@hilde45, being involved in the hi fi industry business as well as the recording,
The term High Fidelity from my perspective means being faithful to the original recording i.e. being able to reproduce it as accurately as possible. I have to say that in the thousands of recordings in my collection there are actually very few that sound "bad". By bad I mean nasty peaky treble or obvious distortion. However, if that is what on the recording, so be it. I also have to say that in my experience of listening to quite a few audio systems, very high quality systems make less good recordings more listenable than vice versa because they present more of the music and make it easier to listen through poor recording quality.

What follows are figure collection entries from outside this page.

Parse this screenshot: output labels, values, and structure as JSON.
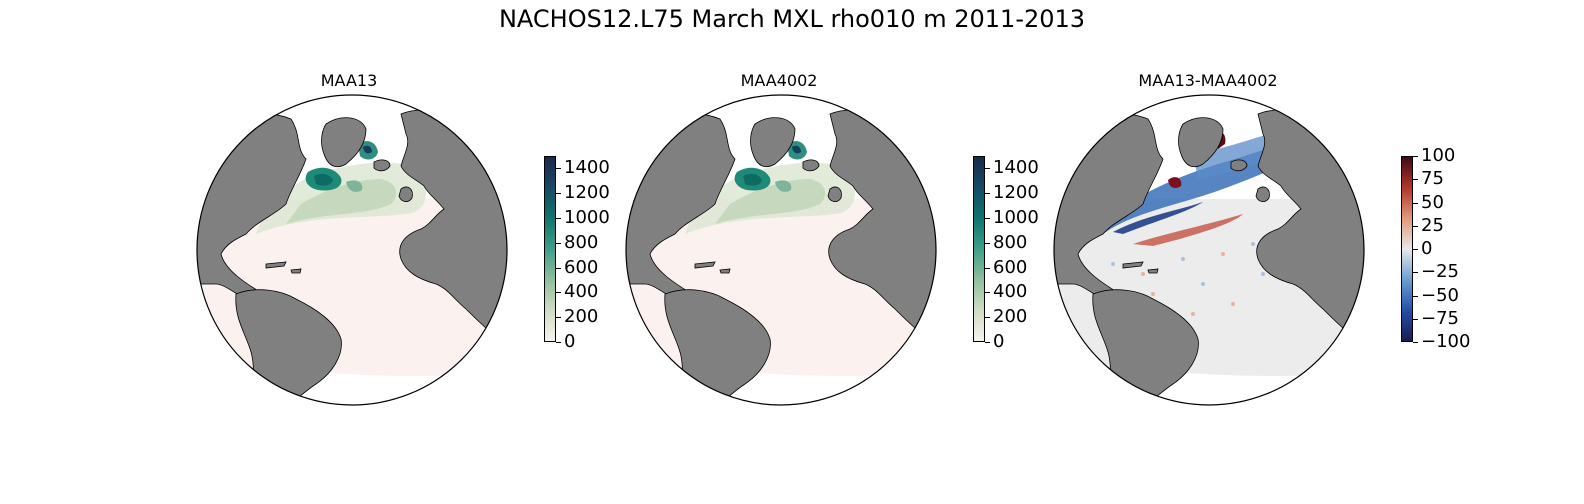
{
  "title": "NACHOS12.L75 March MXL rho010 m 2011-2013",
  "colors": {
    "land": "#808080",
    "ocean_base": "#fbf1ee",
    "diff_base": "#ececec",
    "outline": "#000000"
  },
  "panels": [
    {
      "title": "MAA13",
      "colormap": "white-green-navy",
      "colorbar": {
        "ticks": [
          "1400",
          "1200",
          "1000",
          "800",
          "600",
          "400",
          "200",
          "0"
        ],
        "min": 0,
        "max": 1500,
        "stops": [
          "#f7f3ef",
          "#cfdcc4",
          "#8fbf9c",
          "#3f9e8a",
          "#11756d",
          "#154a66",
          "#1b2a4a"
        ]
      }
    },
    {
      "title": "MAA4002",
      "colormap": "white-green-navy",
      "colorbar": {
        "ticks": [
          "1400",
          "1200",
          "1000",
          "800",
          "600",
          "400",
          "200",
          "0"
        ],
        "min": 0,
        "max": 1500,
        "stops": [
          "#f7f3ef",
          "#cfdcc4",
          "#8fbf9c",
          "#3f9e8a",
          "#11756d",
          "#154a66",
          "#1b2a4a"
        ]
      }
    },
    {
      "title": "MAA13-MAA4002",
      "colormap": "diverging-blue-red",
      "colorbar": {
        "ticks": [
          "100",
          "75",
          "50",
          "25",
          "0",
          "−25",
          "−50",
          "−75",
          "−100"
        ],
        "min": -100,
        "max": 100,
        "stops": [
          "#1b1c4e",
          "#2350a8",
          "#6a9fcf",
          "#e8e8e8",
          "#e19a7a",
          "#b2352a",
          "#3f0a12"
        ]
      }
    }
  ]
}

The question of people using equalisation etc as presented in your post is complex as there could be subtractive or additive elements involved. For example if an amplifier with high levels of harmonic distortion was used, it will add harmonics to the final signal that are not present (or certainly not to the same degree) in the recording. On the other hand if someone uses a tone control to dial down a peak in the frequency range they are removing part of the signal. Or they could be using a loudness control to boost low frequencies. In that case they are not adding information, but they are making part of the signal more prominent than it is on the actual recording.
Finally, an important factor that bears mentioning is that, at the risk of stating the obvious, people's perceptions differ. Some people aren't that sensitive to frequency response errors for example and other's aren't that sensitive to timing errors. And sometimes, people's sonic values are just plain different, which is why there is such diversity in hi fi equipment.